I'm one of the Visor engineers, and you've stated perfectly what many of our users are running into. In addition to creating these "good-lucking diagrams for executives" (which is time consuming in itself), people need to keep them up to date. So they waste so much time updating the raw Jira data that feeds their charts. If we could get all of that data, make it "live", and put it in a spreadsheet so you could roll it up in whatever way you want, making those diagrams becomes trivial!
Oh I agree with you. I don’t think I articulated this as well as I could, but it’s about what spreadsheets enable that tools like Jira don’t: the ability to easily access and manipulate data to create new kinds of output without requiring a 6 month dashboard building project.
I think this also highlights the major gap in good reporting functionality in these tools. If they made the data easier to work with in-product, the export would be unnecessary. But such a reporting tool would need to be as flexible as Excel.
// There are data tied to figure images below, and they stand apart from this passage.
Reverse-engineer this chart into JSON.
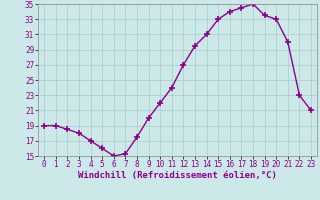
{
  "x": [
    0,
    1,
    2,
    3,
    4,
    5,
    6,
    7,
    8,
    9,
    10,
    11,
    12,
    13,
    14,
    15,
    16,
    17,
    18,
    19,
    20,
    21,
    22,
    23
  ],
  "y": [
    19,
    19,
    18.5,
    18,
    17,
    16,
    15,
    15.3,
    17.5,
    20,
    22,
    24,
    27,
    29.5,
    31,
    33,
    34,
    34.5,
    35,
    33.5,
    33,
    30,
    23,
    21
  ],
  "line_color": "#8B008B",
  "marker": "+",
  "marker_size": 4,
  "marker_lw": 1.2,
  "line_width": 1.0,
  "bg_color": "#cde8e8",
  "grid_color": "#b0d0d0",
  "xlabel": "Windchill (Refroidissement éolien,°C)",
  "ylim": [
    15,
    35
  ],
  "xlim": [
    -0.5,
    23.5
  ],
  "yticks": [
    15,
    17,
    19,
    21,
    23,
    25,
    27,
    29,
    31,
    33,
    35
  ],
  "xticks": [
    0,
    1,
    2,
    3,
    4,
    5,
    6,
    7,
    8,
    9,
    10,
    11,
    12,
    13,
    14,
    15,
    16,
    17,
    18,
    19,
    20,
    21,
    22,
    23
  ],
  "tick_label_fontsize": 5.5,
  "xlabel_fontsize": 6.5,
  "ylabel_fontsize": 6
}
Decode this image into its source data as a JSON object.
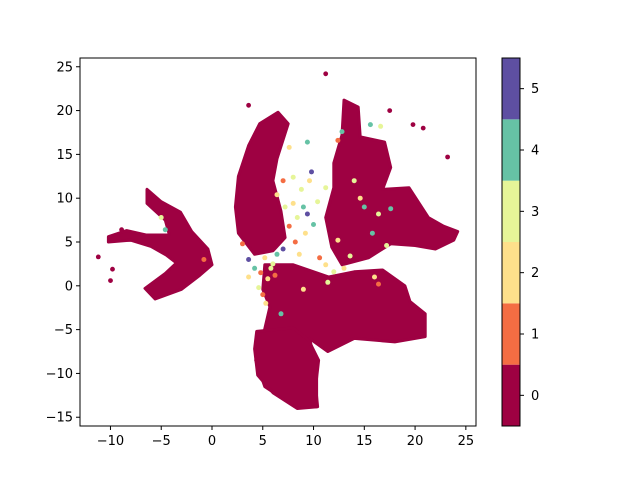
{
  "chart_data": {
    "type": "scatter",
    "title": "",
    "xlabel": "",
    "ylabel": "",
    "xlim": [
      -13,
      26
    ],
    "ylim": [
      -16,
      26
    ],
    "xticks": [
      -10,
      -5,
      0,
      5,
      10,
      15,
      20,
      25
    ],
    "yticks": [
      -15,
      -10,
      -5,
      0,
      5,
      10,
      15,
      20,
      25
    ],
    "grid": false,
    "legend": "none",
    "colorbar": {
      "categories": [
        0,
        1,
        2,
        3,
        4,
        5
      ],
      "tick_labels": [
        "0",
        "1",
        "2",
        "3",
        "4",
        "5"
      ],
      "colors": [
        "#9e0142",
        "#f46d43",
        "#fee08b",
        "#e6f598",
        "#66c2a5",
        "#5e4fa2"
      ]
    },
    "clusters": [
      {
        "category": 0,
        "region": "left-wing",
        "polygon": [
          [
            -10.2,
            5
          ],
          [
            -8,
            5.2
          ],
          [
            -6,
            4.5
          ],
          [
            -4.5,
            3.5
          ],
          [
            -3.5,
            2.6
          ],
          [
            -4.6,
            1.4
          ],
          [
            -6.6,
            -0.3
          ],
          [
            -5.6,
            -1.5
          ],
          [
            -3,
            -0.4
          ],
          [
            -1.2,
            1.2
          ],
          [
            0,
            2.4
          ],
          [
            -0.4,
            4.2
          ],
          [
            -2,
            6.2
          ],
          [
            -3.1,
            8.4
          ],
          [
            -5,
            9.6
          ],
          [
            -6.4,
            11
          ],
          [
            -6.4,
            9.4
          ],
          [
            -4.6,
            7.5
          ],
          [
            -4.2,
            5.8
          ],
          [
            -6.5,
            5.8
          ],
          [
            -8.4,
            6.3
          ],
          [
            -10.2,
            5.6
          ]
        ]
      },
      {
        "category": 0,
        "region": "center-column",
        "polygon": [
          [
            4.7,
            18.5
          ],
          [
            6.5,
            19.8
          ],
          [
            7.5,
            18.5
          ],
          [
            6.4,
            14.5
          ],
          [
            6,
            12
          ],
          [
            6.8,
            8.5
          ],
          [
            7.2,
            5.5
          ],
          [
            6,
            4
          ],
          [
            4.2,
            3.6
          ],
          [
            2.6,
            6
          ],
          [
            2.3,
            9
          ],
          [
            2.6,
            12.5
          ],
          [
            3.6,
            16
          ]
        ]
      },
      {
        "category": 0,
        "region": "right-wing",
        "polygon": [
          [
            13,
            21.2
          ],
          [
            14.4,
            20.4
          ],
          [
            14.6,
            17
          ],
          [
            17,
            16.4
          ],
          [
            17.6,
            13.5
          ],
          [
            16.8,
            11
          ],
          [
            19.4,
            11.2
          ],
          [
            21.3,
            7.8
          ],
          [
            22.8,
            6.8
          ],
          [
            24.2,
            6.2
          ],
          [
            23.8,
            5.2
          ],
          [
            22,
            4.2
          ],
          [
            20,
            4.6
          ],
          [
            17.6,
            4.8
          ],
          [
            15.4,
            3.2
          ],
          [
            12.8,
            2.4
          ],
          [
            11.8,
            4.4
          ],
          [
            11.2,
            7.8
          ],
          [
            12,
            11.2
          ],
          [
            12,
            14
          ],
          [
            12.8,
            17.2
          ]
        ]
      },
      {
        "category": 0,
        "region": "lower-body",
        "polygon": [
          [
            5.2,
            2.4
          ],
          [
            8,
            2.4
          ],
          [
            11.5,
            1
          ],
          [
            14,
            1.6
          ],
          [
            16.8,
            1.8
          ],
          [
            19,
            0
          ],
          [
            19.5,
            -1.8
          ],
          [
            21,
            -3.2
          ],
          [
            21,
            -5.8
          ],
          [
            18,
            -6.4
          ],
          [
            14,
            -6
          ],
          [
            11.4,
            -7.5
          ],
          [
            9.6,
            -6
          ],
          [
            10.3,
            -9.5
          ],
          [
            10.3,
            -13.8
          ],
          [
            8.2,
            -13.8
          ],
          [
            5.2,
            -11.5
          ],
          [
            4.3,
            -8.5
          ],
          [
            5.1,
            -5.4
          ],
          [
            5.7,
            -2.4
          ],
          [
            5,
            -0.4
          ]
        ]
      },
      {
        "category": 0,
        "region": "bottom-lobe",
        "polygon": [
          [
            4.4,
            -5.2
          ],
          [
            8,
            -4.8
          ],
          [
            9.5,
            -6.2
          ],
          [
            10.5,
            -8.5
          ],
          [
            10.2,
            -11.5
          ],
          [
            10.4,
            -13.8
          ],
          [
            8.4,
            -14
          ],
          [
            6,
            -12.2
          ],
          [
            4.5,
            -10.2
          ],
          [
            4.2,
            -7.2
          ]
        ]
      }
    ],
    "outlier_points": [
      {
        "x": -11.2,
        "y": 3.3,
        "category": 0
      },
      {
        "x": -9.8,
        "y": 1.9,
        "category": 0
      },
      {
        "x": -10.0,
        "y": 0.6,
        "category": 0
      },
      {
        "x": -8.9,
        "y": 6.4,
        "category": 0
      },
      {
        "x": 11.2,
        "y": 24.2,
        "category": 0
      },
      {
        "x": 17.5,
        "y": 20.0,
        "category": 0
      },
      {
        "x": 19.8,
        "y": 18.4,
        "category": 0
      },
      {
        "x": 20.8,
        "y": 18.0,
        "category": 0
      },
      {
        "x": 23.2,
        "y": 14.7,
        "category": 0
      },
      {
        "x": 3.6,
        "y": 20.6,
        "category": 0
      }
    ],
    "mixed_points": [
      {
        "x": 5.2,
        "y": 3.2,
        "category": 2
      },
      {
        "x": 6.0,
        "y": 2.5,
        "category": 3
      },
      {
        "x": 4.8,
        "y": 1.5,
        "category": 1
      },
      {
        "x": 5.5,
        "y": 0.8,
        "category": 2
      },
      {
        "x": 4.2,
        "y": 2.0,
        "category": 4
      },
      {
        "x": 3.6,
        "y": 3.0,
        "category": 5
      },
      {
        "x": 6.4,
        "y": 3.6,
        "category": 4
      },
      {
        "x": 5.0,
        "y": -1.0,
        "category": 1
      },
      {
        "x": 5.3,
        "y": -2.0,
        "category": 2
      },
      {
        "x": 5.8,
        "y": 2.0,
        "category": 3
      },
      {
        "x": 4.6,
        "y": -0.2,
        "category": 3
      },
      {
        "x": 6.2,
        "y": 1.2,
        "category": 1
      },
      {
        "x": 7.2,
        "y": 9.0,
        "category": 3
      },
      {
        "x": 8.0,
        "y": 9.4,
        "category": 2
      },
      {
        "x": 9.0,
        "y": 9.0,
        "category": 4
      },
      {
        "x": 8.4,
        "y": 7.8,
        "category": 3
      },
      {
        "x": 7.6,
        "y": 6.8,
        "category": 1
      },
      {
        "x": 8.8,
        "y": 11.0,
        "category": 3
      },
      {
        "x": 9.6,
        "y": 12.0,
        "category": 2
      },
      {
        "x": 8.0,
        "y": 12.4,
        "category": 3
      },
      {
        "x": 7.6,
        "y": 15.8,
        "category": 2
      },
      {
        "x": 9.4,
        "y": 16.4,
        "category": 4
      },
      {
        "x": 9.8,
        "y": 13.0,
        "category": 5
      },
      {
        "x": 7.0,
        "y": 12.0,
        "category": 1
      },
      {
        "x": 10.4,
        "y": 9.6,
        "category": 3
      },
      {
        "x": 10.0,
        "y": 7.0,
        "category": 4
      },
      {
        "x": 9.2,
        "y": 6.0,
        "category": 2
      },
      {
        "x": 8.2,
        "y": 5.0,
        "category": 1
      },
      {
        "x": 10.6,
        "y": 3.2,
        "category": 1
      },
      {
        "x": 11.2,
        "y": 2.4,
        "category": 2
      },
      {
        "x": 12.0,
        "y": 1.6,
        "category": 3
      },
      {
        "x": 13.0,
        "y": 2.0,
        "category": 2
      },
      {
        "x": 13.6,
        "y": 3.4,
        "category": 3
      },
      {
        "x": 12.4,
        "y": 16.6,
        "category": 1
      },
      {
        "x": 12.8,
        "y": 17.6,
        "category": 4
      },
      {
        "x": 15.6,
        "y": 18.4,
        "category": 4
      },
      {
        "x": 16.6,
        "y": 18.2,
        "category": 3
      },
      {
        "x": 15.0,
        "y": 9.0,
        "category": 4
      },
      {
        "x": 14.6,
        "y": 10.0,
        "category": 2
      },
      {
        "x": 16.4,
        "y": 8.2,
        "category": 3
      },
      {
        "x": 15.8,
        "y": 6.0,
        "category": 4
      },
      {
        "x": 17.2,
        "y": 4.6,
        "category": 3
      },
      {
        "x": 16.0,
        "y": 1.0,
        "category": 2
      },
      {
        "x": 16.4,
        "y": 0.2,
        "category": 1
      },
      {
        "x": 11.4,
        "y": 0.4,
        "category": 3
      },
      {
        "x": 9.0,
        "y": -0.4,
        "category": 2
      },
      {
        "x": 6.8,
        "y": -3.2,
        "category": 4
      },
      {
        "x": 7.0,
        "y": 4.2,
        "category": 5
      },
      {
        "x": 8.6,
        "y": 3.6,
        "category": 2
      },
      {
        "x": 9.4,
        "y": 8.2,
        "category": 5
      },
      {
        "x": 11.2,
        "y": 11.2,
        "category": 3
      },
      {
        "x": 6.4,
        "y": 10.4,
        "category": 2
      },
      {
        "x": 3.0,
        "y": 4.8,
        "category": 1
      },
      {
        "x": 3.6,
        "y": 1.0,
        "category": 2
      },
      {
        "x": -0.8,
        "y": 3.0,
        "category": 1
      },
      {
        "x": -4.6,
        "y": 6.4,
        "category": 4
      },
      {
        "x": -5.0,
        "y": 7.8,
        "category": 3
      },
      {
        "x": 12.4,
        "y": 5.2,
        "category": 2
      },
      {
        "x": 14.0,
        "y": 12.0,
        "category": 3
      },
      {
        "x": 17.6,
        "y": 8.8,
        "category": 4
      }
    ]
  }
}
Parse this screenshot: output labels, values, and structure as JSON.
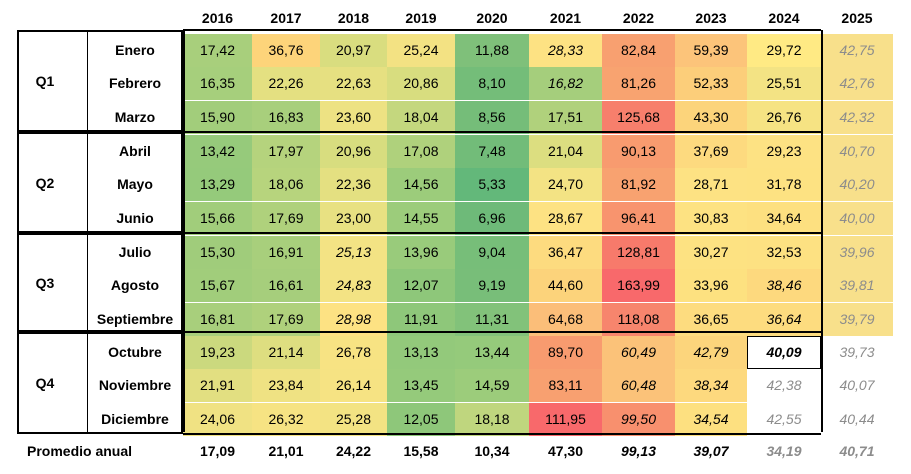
{
  "years": [
    "2016",
    "2017",
    "2018",
    "2019",
    "2020",
    "2021",
    "2022",
    "2023",
    "2024",
    "2025"
  ],
  "quarters": [
    {
      "label": "Q1",
      "months": [
        "Enero",
        "Febrero",
        "Marzo"
      ]
    },
    {
      "label": "Q2",
      "months": [
        "Abril",
        "Mayo",
        "Junio"
      ]
    },
    {
      "label": "Q3",
      "months": [
        "Julio",
        "Agosto",
        "Septiembre"
      ]
    },
    {
      "label": "Q4",
      "months": [
        "Octubre",
        "Noviembre",
        "Diciembre"
      ]
    }
  ],
  "rows": [
    {
      "values": [
        "17,42",
        "36,76",
        "20,97",
        "25,24",
        "11,88",
        "28,33",
        "82,84",
        "59,39",
        "29,72",
        "42,75"
      ],
      "colors": [
        "#a8cf7c",
        "#fdd47a",
        "#d9dd7f",
        "#f3e283",
        "#7fc07a",
        "#fde283",
        "#f8a070",
        "#fcc47a",
        "#ffea84",
        "#f8e08b"
      ],
      "styles": [
        "",
        "",
        "",
        "",
        "",
        "it",
        "",
        "",
        "",
        "grey"
      ]
    },
    {
      "values": [
        "16,35",
        "22,26",
        "22,63",
        "20,86",
        "8,10",
        "16,82",
        "81,26",
        "52,33",
        "25,51",
        "42,76"
      ],
      "colors": [
        "#a6cf7c",
        "#e4e081",
        "#e6e081",
        "#d8dd7f",
        "#74bd79",
        "#a5ce7c",
        "#f8a370",
        "#fcce7a",
        "#f3e384",
        "#f8e08b"
      ],
      "styles": [
        "",
        "",
        "",
        "",
        "",
        "it",
        "",
        "",
        "",
        "grey"
      ]
    },
    {
      "values": [
        "15,90",
        "16,83",
        "23,60",
        "18,04",
        "8,56",
        "17,51",
        "125,68",
        "43,30",
        "26,76",
        "42,32"
      ],
      "colors": [
        "#a2cd7b",
        "#a8cf7c",
        "#ede283",
        "#c4d77e",
        "#75bd79",
        "#b0d17c",
        "#f77f6c",
        "#fcd47b",
        "#f6e383",
        "#f8e08b"
      ],
      "styles": [
        "",
        "",
        "",
        "",
        "",
        "",
        "",
        "",
        "",
        "grey"
      ]
    },
    {
      "values": [
        "13,42",
        "17,97",
        "20,96",
        "17,08",
        "7,48",
        "21,04",
        "90,13",
        "37,69",
        "29,23",
        "40,70"
      ],
      "colors": [
        "#96ca7b",
        "#b5d37d",
        "#d8dd7f",
        "#afd17c",
        "#72bc79",
        "#dcde80",
        "#f89b6f",
        "#fdda7f",
        "#fde283",
        "#f8e08b"
      ],
      "styles": [
        "",
        "",
        "",
        "",
        "",
        "",
        "",
        "",
        "",
        "grey"
      ]
    },
    {
      "values": [
        "13,29",
        "18,06",
        "22,36",
        "14,56",
        "5,33",
        "24,70",
        "81,92",
        "28,71",
        "31,78",
        "40,20"
      ],
      "colors": [
        "#95ca7b",
        "#b7d47d",
        "#e4e081",
        "#9ccc7b",
        "#63b87a",
        "#f3e384",
        "#f8a270",
        "#fde283",
        "#fde282",
        "#f8e08b"
      ],
      "styles": [
        "",
        "",
        "",
        "",
        "",
        "",
        "",
        "",
        "",
        "grey"
      ]
    },
    {
      "values": [
        "15,66",
        "17,69",
        "23,00",
        "14,55",
        "6,96",
        "28,67",
        "96,41",
        "30,83",
        "34,64",
        "40,00"
      ],
      "colors": [
        "#a1cd7b",
        "#afd17c",
        "#e8e182",
        "#9ccc7b",
        "#6eba79",
        "#fde283",
        "#f8946e",
        "#fde282",
        "#fde080",
        "#f8e08b"
      ],
      "styles": [
        "",
        "",
        "",
        "",
        "",
        "",
        "",
        "",
        "",
        "grey"
      ]
    },
    {
      "values": [
        "15,30",
        "16,91",
        "25,13",
        "13,96",
        "9,04",
        "36,47",
        "128,81",
        "30,27",
        "32,53",
        "39,96"
      ],
      "colors": [
        "#a0cc7b",
        "#a8cf7c",
        "#f3e384",
        "#99cb7b",
        "#77be79",
        "#fddb7f",
        "#f77a6b",
        "#fde282",
        "#fde182",
        "#f8e08b"
      ],
      "styles": [
        "",
        "",
        "it",
        "",
        "",
        "",
        "",
        "",
        "",
        "grey"
      ]
    },
    {
      "values": [
        "15,67",
        "16,61",
        "24,83",
        "12,07",
        "9,19",
        "44,60",
        "163,99",
        "33,96",
        "38,46",
        "39,81"
      ],
      "colors": [
        "#a1cd7b",
        "#a6ce7c",
        "#f3e384",
        "#8ec77a",
        "#78be79",
        "#fcd37b",
        "#f8696b",
        "#fde180",
        "#fdd97e",
        "#f8e08b"
      ],
      "styles": [
        "",
        "",
        "it",
        "",
        "",
        "",
        "",
        "",
        "it",
        "grey"
      ]
    },
    {
      "values": [
        "16,81",
        "17,69",
        "28,98",
        "11,91",
        "11,31",
        "64,68",
        "118,08",
        "36,65",
        "36,64",
        "39,79"
      ],
      "colors": [
        "#a8cf7c",
        "#afd17c",
        "#fde283",
        "#8ec77a",
        "#82c27a",
        "#fbbe79",
        "#f7856d",
        "#fddc7f",
        "#fddc7f",
        "#f8e08b"
      ],
      "styles": [
        "",
        "",
        "it",
        "",
        "",
        "",
        "",
        "",
        "it",
        "grey"
      ]
    },
    {
      "values": [
        "19,23",
        "21,14",
        "26,78",
        "13,13",
        "13,44",
        "89,70",
        "60,49",
        "42,79",
        "40,09",
        "39,73"
      ],
      "colors": [
        "#cbd97e",
        "#dede80",
        "#f7e383",
        "#93c97b",
        "#95ca7b",
        "#f89b6f",
        "#fbc279",
        "#fcd57c",
        "#ffffff",
        "#ffffff"
      ],
      "styles": [
        "",
        "",
        "",
        "",
        "",
        "",
        "it",
        "it",
        "boxed",
        "grey"
      ]
    },
    {
      "values": [
        "21,91",
        "23,84",
        "26,14",
        "13,45",
        "14,59",
        "83,11",
        "60,48",
        "38,34",
        "42,38",
        "40,07"
      ],
      "colors": [
        "#e2df81",
        "#efe283",
        "#f6e383",
        "#95ca7b",
        "#9ccc7b",
        "#f8a070",
        "#fbc279",
        "#fdd97e",
        "#ffffff",
        "#ffffff"
      ],
      "styles": [
        "",
        "",
        "",
        "",
        "",
        "",
        "it",
        "it",
        "grey",
        "grey"
      ]
    },
    {
      "values": [
        "24,06",
        "26,32",
        "25,28",
        "12,05",
        "18,18",
        "111,95",
        "99,50",
        "34,54",
        "42,55",
        "40,44"
      ],
      "colors": [
        "#f0e283",
        "#f6e383",
        "#f3e383",
        "#8ec77a",
        "#bfd67e",
        "#f8696b",
        "#f8906e",
        "#fde080",
        "#ffffff",
        "#ffffff"
      ],
      "styles": [
        "",
        "",
        "",
        "",
        "",
        "",
        "it",
        "it",
        "grey",
        "grey"
      ]
    }
  ],
  "average": {
    "label": "Promedio anual",
    "values": [
      "17,09",
      "21,01",
      "24,22",
      "15,58",
      "10,34",
      "47,30",
      "99,13",
      "39,07",
      "34,19",
      "40,71"
    ],
    "styles": [
      "",
      "",
      "",
      "",
      "",
      "",
      "it",
      "it",
      "grey",
      "grey"
    ]
  }
}
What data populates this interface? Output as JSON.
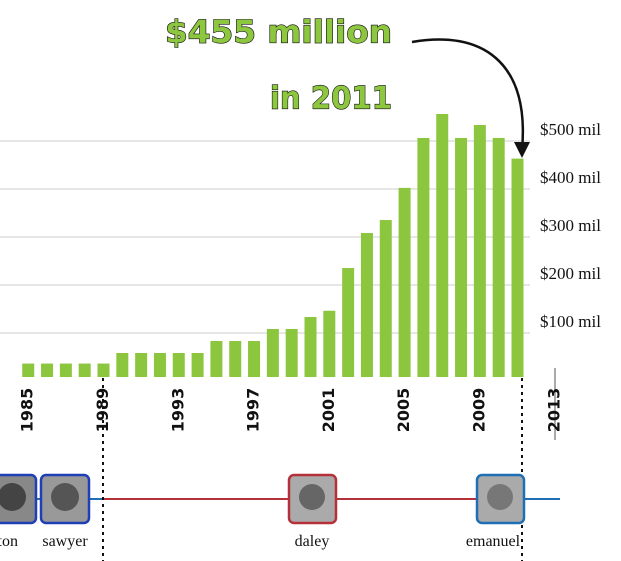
{
  "chart_data": {
    "type": "bar",
    "annotation": [
      "$455 million",
      "in 2011"
    ],
    "x": [
      1985,
      1986,
      1987,
      1988,
      1989,
      1990,
      1991,
      1992,
      1993,
      1994,
      1995,
      1996,
      1997,
      1998,
      1999,
      2000,
      2001,
      2002,
      2003,
      2004,
      2005,
      2006,
      2007,
      2008,
      2009,
      2010,
      2011
    ],
    "values": [
      28,
      28,
      28,
      28,
      28,
      50,
      50,
      50,
      50,
      50,
      75,
      75,
      75,
      100,
      100,
      125,
      138,
      227,
      300,
      327,
      394,
      498,
      548,
      498,
      525,
      498,
      455
    ],
    "color": "#8cc63f",
    "xlim": [
      1983.5,
      2016.5
    ],
    "xticks": [
      1985,
      1989,
      1993,
      1997,
      2001,
      2005,
      2009,
      2013
    ],
    "ylim": [
      0,
      785
    ],
    "yticks": [
      {
        "value": 100,
        "label": "$100 mil"
      },
      {
        "value": 200,
        "label": "$200 mil"
      },
      {
        "value": 300,
        "label": "$300 mil"
      },
      {
        "value": 400,
        "label": "$400 mil"
      },
      {
        "value": 500,
        "label": "$500 mil"
      }
    ],
    "grid": true,
    "mayors": [
      "washington",
      "sawyer",
      "daley",
      "emanuel"
    ]
  }
}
You both make good points. The issue is that the fitness of your source of truth often depends on the direction of your perspective. If its from top of the organization down then the messy granularity of a single QA testers workflow status snapshot is too much detail. But on the ground where the rubber meets the road it is noisier and team communication requires that flexible approach to detail.
These guys solve the problem where Jira is either positioned facing up (clean) or facing down (messy details) and doing your own translation is usually a complex time consuming and error prone API effort in comparison to live spreadsheet data you can produce (down) or consume (up) any way you like. Similar workflows on Make/Integromat or Zapier also help re-orienting the use case direction if you are allowed to connect them.
One emergent use case is that teams who can’t get all the fields they need added to Jira end up going around it to do their work. (The qa team, for example, may not have leverage to get a whole bunch of checkboxes added that reflect their process). Spreadsheets then become a place where their work happens, and Jira becomes the place they keep up to date to “communicate” with others.
A very high percentage of Visor users add custom columns to add context. This is data they create in the product that doesn't sync to Jira. So the workflow seems to go beyond unidirectional reporting.
It seems that no reporting tool is ever flexible enough to do that -- add custom columns to annotate, filter, and contextualize the report. Raw data is rarely "clean" enough and explanatory enough to just be exported into something for external consumption -- either via an exec or even externally to a different company (partner, client, etc.)
The original reasons people needed to move those spreadsheets into tools like Jira still exist.
I'm glad to see a product like this acknowledge that people want both:
a) The flexibility/speed of navigating spreadsheets
b) Centralizing that data for consumption by other people participating in the overall process
Jira and similar products seem to assume people moved away from spreadsheet because spreadsheets suck. This is not the whole story.